Black Beauty Chapter 43 Summary

A Friend in Need

  • Election day is incredibly busy for Beauty and Jerry since people are rushing all over the city. Jerry's prepared a special portable lunch for Beauty to get them through the busy time, and Beauty again comments on what an outstanding master he is. Beauty eats his lunch and watches the general chaos as people rush about.
  • Before long a young woman carrying a child crosses the street. She asks Jerry for directions to St. Thomas's Hospital. She's from the country, very lost, and had no idea about the election; her child is sick, and needs to go to the hospital.
  • Jerry tells her there's no way she's walking there through the crazy election crowds: "Now look here, just get into this cab, and I'll drive you safe to the hospital" (43.7), he says. We would have expected this from Jerry. The woman argues with him, but Jerry tells her he has a wife and kids at home, and he will take her there for nothing, saying, "I'd be ashamed of myself to let a woman and a sick child run a risk like that" (43.9). The woman bursts into tears of gratitude.
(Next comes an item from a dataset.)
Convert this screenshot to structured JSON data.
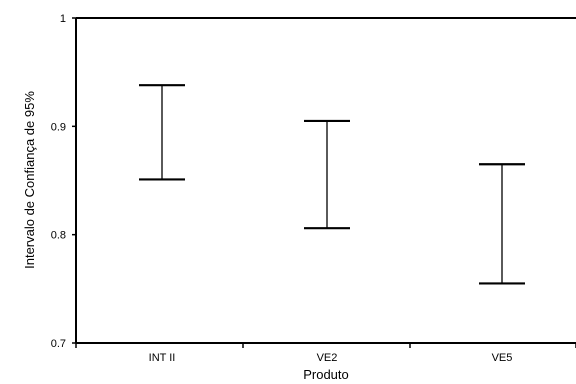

  • As the woman is getting into the cab, two men run up and try to get in also. Jerry tells them the cab is already engaged. They refuse to get out, so Jerry shuts them in and refuses to drive. He laughs and tells the woman that they'll be gone soon. And of course he's right; they leave, calling him bad names, but Jerry could care less. As soon as they're gone, he drives the woman to the hospital.
  • It's pouring by the time they drop the woman off, but as they're leaving, a woman leaving the hospital calls out to them and seems to know Jerry. He agrees to take her to Paddington Station, and the woman talks to Jerry for a long time once they get there. Apparently she was once Polly's mistress.
  • The woman asks how Jerry is dealing with the awful winter weather as a cab driver, and Jerry says he's doing okay, but he does get sick—however, he loves his job working with horses.
  • Polly's mistress tells him that "[…] it would be a great pity that you should seriously risk your health in this work, not only for your own, but for Mary and the children's sake" (43.26). She drops a heavy hint, saying that if Jerry ever decides to give up cab driving, to get in touch. She then leaves them with a hefty tip and good wishes for Jerry's family.